Your Vehicle Starts Due To Relativity!

Thanks to "Cthugha" at the Physics Forums for bringing this paper to my attention (this is what happens when one is trying to catch up with work after the holidays - one forgets to troll the various physics journals sites).

A new paper in PRL has a very interesting theoretical calculation for lead-acid battery used in motor vehicles. Supposedly, there are no ab initio calculations for such battery works, i.e. no theoretical calculation for the energies of the reactants - till now[1]!

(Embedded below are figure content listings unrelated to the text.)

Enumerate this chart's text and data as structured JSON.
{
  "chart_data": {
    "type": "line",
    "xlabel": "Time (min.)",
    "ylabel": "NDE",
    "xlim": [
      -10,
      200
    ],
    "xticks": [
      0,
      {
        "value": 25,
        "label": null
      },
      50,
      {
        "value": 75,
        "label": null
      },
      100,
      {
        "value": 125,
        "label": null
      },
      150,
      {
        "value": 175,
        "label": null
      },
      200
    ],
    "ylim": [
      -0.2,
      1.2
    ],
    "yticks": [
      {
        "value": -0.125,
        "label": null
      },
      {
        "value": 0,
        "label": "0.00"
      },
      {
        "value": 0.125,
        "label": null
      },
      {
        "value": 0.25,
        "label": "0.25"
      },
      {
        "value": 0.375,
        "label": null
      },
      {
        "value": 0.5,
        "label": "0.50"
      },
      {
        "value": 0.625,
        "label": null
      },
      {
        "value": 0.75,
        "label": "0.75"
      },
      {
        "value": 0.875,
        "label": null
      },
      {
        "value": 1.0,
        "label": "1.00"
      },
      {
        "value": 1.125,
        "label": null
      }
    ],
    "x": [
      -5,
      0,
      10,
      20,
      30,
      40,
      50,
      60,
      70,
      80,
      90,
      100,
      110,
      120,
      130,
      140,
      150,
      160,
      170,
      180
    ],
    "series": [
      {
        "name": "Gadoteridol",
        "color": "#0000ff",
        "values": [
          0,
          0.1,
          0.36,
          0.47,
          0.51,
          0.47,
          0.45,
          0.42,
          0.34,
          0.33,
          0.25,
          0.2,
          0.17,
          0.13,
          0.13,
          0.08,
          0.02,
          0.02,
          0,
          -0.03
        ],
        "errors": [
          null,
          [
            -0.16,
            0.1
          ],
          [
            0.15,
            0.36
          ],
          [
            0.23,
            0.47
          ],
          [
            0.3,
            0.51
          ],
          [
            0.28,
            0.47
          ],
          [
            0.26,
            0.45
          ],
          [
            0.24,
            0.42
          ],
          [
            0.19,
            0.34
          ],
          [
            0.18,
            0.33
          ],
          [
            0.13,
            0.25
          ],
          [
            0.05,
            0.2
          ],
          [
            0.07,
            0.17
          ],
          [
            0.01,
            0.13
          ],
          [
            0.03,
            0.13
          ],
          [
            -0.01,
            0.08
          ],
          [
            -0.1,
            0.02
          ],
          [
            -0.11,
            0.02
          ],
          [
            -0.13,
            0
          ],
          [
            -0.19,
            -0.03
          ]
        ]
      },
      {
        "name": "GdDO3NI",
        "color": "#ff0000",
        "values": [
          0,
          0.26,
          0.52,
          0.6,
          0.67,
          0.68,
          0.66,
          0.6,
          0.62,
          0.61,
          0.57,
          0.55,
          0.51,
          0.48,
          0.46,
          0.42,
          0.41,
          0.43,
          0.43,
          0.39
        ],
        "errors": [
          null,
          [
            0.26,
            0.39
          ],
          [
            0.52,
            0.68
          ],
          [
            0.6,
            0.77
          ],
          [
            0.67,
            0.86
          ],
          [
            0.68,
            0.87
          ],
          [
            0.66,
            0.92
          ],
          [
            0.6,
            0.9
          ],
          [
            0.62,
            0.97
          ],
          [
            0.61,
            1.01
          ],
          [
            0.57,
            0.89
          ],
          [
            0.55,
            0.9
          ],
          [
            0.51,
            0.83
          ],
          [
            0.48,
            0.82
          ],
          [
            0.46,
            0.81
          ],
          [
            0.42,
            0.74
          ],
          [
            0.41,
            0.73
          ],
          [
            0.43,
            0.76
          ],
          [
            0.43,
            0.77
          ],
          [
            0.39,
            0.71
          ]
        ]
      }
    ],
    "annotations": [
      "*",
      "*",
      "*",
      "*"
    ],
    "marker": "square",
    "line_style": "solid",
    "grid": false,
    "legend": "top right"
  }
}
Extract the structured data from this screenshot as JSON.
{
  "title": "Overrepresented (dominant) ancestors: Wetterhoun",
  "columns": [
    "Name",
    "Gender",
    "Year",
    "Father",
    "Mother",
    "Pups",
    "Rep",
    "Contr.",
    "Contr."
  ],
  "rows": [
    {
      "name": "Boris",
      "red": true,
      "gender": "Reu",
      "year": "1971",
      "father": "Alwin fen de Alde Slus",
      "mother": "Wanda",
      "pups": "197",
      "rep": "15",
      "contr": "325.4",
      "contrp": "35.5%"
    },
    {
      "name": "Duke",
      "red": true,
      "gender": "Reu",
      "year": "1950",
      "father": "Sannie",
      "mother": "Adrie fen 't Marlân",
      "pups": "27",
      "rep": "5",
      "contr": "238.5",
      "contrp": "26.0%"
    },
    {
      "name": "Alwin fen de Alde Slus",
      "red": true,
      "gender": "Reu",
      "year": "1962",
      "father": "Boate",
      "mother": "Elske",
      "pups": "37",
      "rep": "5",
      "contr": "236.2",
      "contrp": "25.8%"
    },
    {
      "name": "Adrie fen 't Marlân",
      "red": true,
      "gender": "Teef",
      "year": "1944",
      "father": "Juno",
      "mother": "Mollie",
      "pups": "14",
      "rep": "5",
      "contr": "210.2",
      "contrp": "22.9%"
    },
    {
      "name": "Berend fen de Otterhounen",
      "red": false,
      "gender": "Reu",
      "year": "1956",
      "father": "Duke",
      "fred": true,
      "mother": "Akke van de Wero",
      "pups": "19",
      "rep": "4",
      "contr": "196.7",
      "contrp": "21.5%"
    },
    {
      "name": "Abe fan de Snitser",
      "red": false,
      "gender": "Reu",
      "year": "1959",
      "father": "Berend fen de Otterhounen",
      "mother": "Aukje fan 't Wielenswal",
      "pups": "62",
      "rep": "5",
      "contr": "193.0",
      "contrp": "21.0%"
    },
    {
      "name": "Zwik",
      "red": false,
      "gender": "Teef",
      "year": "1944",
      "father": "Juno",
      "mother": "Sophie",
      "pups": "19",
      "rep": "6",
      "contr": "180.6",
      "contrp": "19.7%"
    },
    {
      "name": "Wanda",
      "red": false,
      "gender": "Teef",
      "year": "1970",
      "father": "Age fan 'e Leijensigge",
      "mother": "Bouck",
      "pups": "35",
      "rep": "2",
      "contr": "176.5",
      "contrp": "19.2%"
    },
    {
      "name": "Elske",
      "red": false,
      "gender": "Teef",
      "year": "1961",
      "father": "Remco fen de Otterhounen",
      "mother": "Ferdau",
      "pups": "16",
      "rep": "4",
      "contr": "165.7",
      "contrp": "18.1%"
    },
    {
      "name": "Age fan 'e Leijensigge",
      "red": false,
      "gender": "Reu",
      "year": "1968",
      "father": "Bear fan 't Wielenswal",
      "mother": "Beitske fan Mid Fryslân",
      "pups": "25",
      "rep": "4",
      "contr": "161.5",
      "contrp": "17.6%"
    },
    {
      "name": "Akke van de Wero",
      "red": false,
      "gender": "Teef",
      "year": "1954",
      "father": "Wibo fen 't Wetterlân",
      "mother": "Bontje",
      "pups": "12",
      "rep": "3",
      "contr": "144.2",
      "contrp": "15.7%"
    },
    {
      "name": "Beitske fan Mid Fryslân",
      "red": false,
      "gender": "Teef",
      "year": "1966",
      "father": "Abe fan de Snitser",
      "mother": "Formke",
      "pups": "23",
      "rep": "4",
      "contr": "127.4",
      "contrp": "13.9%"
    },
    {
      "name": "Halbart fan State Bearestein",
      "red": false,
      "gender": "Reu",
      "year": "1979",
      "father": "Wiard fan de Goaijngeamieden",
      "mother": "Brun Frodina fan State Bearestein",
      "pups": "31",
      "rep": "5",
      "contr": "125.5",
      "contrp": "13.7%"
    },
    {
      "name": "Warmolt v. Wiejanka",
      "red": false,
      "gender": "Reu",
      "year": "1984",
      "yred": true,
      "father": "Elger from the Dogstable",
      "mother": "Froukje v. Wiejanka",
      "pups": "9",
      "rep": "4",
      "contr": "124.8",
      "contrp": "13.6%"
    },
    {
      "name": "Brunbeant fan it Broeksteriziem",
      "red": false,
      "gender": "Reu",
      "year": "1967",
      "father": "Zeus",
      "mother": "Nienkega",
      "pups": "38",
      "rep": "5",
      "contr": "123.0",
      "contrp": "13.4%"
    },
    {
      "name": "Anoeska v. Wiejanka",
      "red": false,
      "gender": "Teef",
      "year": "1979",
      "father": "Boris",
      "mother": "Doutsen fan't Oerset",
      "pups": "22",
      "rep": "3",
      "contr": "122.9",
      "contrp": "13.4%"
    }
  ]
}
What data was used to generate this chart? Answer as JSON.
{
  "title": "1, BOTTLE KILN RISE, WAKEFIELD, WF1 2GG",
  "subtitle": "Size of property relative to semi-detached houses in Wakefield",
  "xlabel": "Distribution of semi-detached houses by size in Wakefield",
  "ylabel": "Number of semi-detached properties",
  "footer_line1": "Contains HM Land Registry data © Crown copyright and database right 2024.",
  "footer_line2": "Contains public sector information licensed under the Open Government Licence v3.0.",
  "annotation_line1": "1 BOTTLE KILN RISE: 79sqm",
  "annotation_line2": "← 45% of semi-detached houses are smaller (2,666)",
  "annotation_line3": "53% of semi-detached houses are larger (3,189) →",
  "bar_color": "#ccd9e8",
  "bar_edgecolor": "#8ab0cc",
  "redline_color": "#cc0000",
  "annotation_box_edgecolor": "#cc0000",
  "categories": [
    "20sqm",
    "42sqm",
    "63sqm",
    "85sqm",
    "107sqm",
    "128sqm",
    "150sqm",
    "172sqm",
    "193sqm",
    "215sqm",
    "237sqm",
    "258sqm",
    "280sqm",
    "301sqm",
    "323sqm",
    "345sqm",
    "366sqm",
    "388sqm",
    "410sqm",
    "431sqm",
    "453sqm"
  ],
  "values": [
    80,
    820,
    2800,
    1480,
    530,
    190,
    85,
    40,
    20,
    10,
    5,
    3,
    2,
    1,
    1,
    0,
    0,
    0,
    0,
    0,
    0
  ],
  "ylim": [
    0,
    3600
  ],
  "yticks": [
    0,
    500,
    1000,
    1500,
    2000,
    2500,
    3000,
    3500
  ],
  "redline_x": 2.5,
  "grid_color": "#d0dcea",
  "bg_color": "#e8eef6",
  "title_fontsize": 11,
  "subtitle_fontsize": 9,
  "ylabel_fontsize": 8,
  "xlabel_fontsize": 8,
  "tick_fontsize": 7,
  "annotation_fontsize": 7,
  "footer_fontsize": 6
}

Abstract: The energies of the solid reactants in the lead-acid battery are calculated ab initio using two different basis sets at nonrelativistic, scalar-relativistic, and fully relativistic levels, and using several exchange-correlation potentials. The average calculated standard voltage is 2.13 V, compared with the experimental value of 2.11 V. All calculations agree in that 1.7–1.8 V of this standard voltage arise from relativistic effects, mainly from PbO2 but also from PbSO4.

But what made it stood out is the end of of the paper, where the authors wrote "Finally, we note that cars start due to relativity"! :)

Well, there ya go! If anyone questions you on the use of relativity, you point to their car batteries!

I love it!

Zz.

Edit: Don't miss the Physical Review Focus coverage of this work.

[1] R. Ahuja et al., Phys. Rev. Lett. v.106, p.018301 (2011).

4 comments:

rob said...

that *is* great! ha.

Unknown said...

Glad you like it :)

Patryk Zaleski-Ejgierd

Anonymous said...

I dont understand this.how does relativity help my car start.????And what "relativistic effects" is the author referring to??

Anonymous said...

Very interesting to read this paper on Lead-acid 'batteritivity' and the other one on mercury battery.But then any heavy atom conforming to jj coupling taking part in an electron transfer event is expected to show relativistic effects such as reported here. In fact in DFT calculations in many cases dont yield agreement unless one takes relativistic effects into account.
A dramatic effect of relativity ( as I wrote in a Poster item several years ago and talked about it in 2004 in an Einstein Seminar is when one 'Bends it like Einstein" ('it' meaning electron beam and the 'bender' is a magnetic field). The case of synchrotron radiation!